2-year prison sentence for man behind a Ponzi scheme; pleaded guilty to wire fraud, money laundering

diplomafraud March 29, 2014 0

by: April Nowicki

Fake tax documents, exaggerated profit margins and empty investment promises led one Littleton man to a two-year prison sentence.

Michael B. Gale, 66, received the terms of his punishment Thursday for wire fraud and money laundering. His Ponzi scheme stole hundreds of thousands of dollars from investors and took little care to hide evidence, according to a press release from the U.S. Department of Justice, District of Colorado office on Thursday.

2-year prison sentence for man behind a Ponzi scheme; pleaded guilty to wire fraud, money laundering

For more than four years, Gale posed as a commodity pool operator and took nearly $900,000 from nine different people who thought he was a legitimate CPO. Starting in Feb. 2009, he managed two futures trading accounts, representing the investor funds in both accounts as belonging to him and not any other investors or pools, the release said.

“To further the scheme, Gale lied about his past trading successes, telling some investors they could expect a 100 percent return on their investment while telling others that they could not lose on their investment,” said Jeff Dorschner from the U.S. DOJ District of Colorado office. “He also provided investors false documents to encourage them to invest or stay invested.”
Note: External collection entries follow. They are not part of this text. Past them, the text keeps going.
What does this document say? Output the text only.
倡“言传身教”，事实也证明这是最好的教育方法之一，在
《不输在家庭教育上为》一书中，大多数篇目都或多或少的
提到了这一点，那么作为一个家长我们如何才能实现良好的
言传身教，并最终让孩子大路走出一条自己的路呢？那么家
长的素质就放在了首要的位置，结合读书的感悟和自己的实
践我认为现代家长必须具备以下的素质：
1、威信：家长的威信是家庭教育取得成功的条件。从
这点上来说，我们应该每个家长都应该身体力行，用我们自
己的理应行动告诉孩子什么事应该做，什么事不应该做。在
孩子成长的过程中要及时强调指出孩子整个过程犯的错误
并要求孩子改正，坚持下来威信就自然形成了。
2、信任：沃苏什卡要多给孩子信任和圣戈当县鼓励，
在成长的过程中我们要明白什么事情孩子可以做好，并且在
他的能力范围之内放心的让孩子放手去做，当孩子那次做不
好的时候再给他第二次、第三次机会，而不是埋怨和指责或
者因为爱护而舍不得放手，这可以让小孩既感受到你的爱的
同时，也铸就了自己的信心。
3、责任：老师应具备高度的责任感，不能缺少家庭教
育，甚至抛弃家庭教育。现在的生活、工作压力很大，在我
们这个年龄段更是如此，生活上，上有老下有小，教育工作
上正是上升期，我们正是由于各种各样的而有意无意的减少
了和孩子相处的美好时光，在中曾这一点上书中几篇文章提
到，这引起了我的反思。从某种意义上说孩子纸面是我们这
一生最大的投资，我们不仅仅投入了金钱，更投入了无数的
Dorschner said that Gale provided fake tax documents to two investors and a fake trading account statement to another investor that said the value of the pool exceeded 3.5 million dollars.


Gale integrated his investors’ funds with his own personal money.

“On one occasion, Gale transferred investment funds to his personal bank and subsequently transferred $100,000 of that money to the trading account, to make it appear that the funds in that account were his personal money and not investor money,” Dorschner said in the release.

Sometimes, he would take funds from recent investors and use them to make partial payments to previous investors.

Despite Gale’s illegal access to and use of investor funds, the investments he made lost money. He returned approximately $447,477 to investors during the course of his scheme and was charged with wire fraud and money laundering in Oct. 2013. Gale pled guilty in Dec. 2013.

District Court Judge Robert E. Blackburn, who handed down the sentence, ordered Gale to also pay $425,878.71 in restitution to his investment victims.

“Investors should always be wary and cautioned of investment proposals that promise high returns on their investment.  If it seems ‘too good to be true,’ it is probably an investment scheme,” said Stephen Boyd, Special Agent in Charge for IRS Criminal Investigation, Denver Field Office.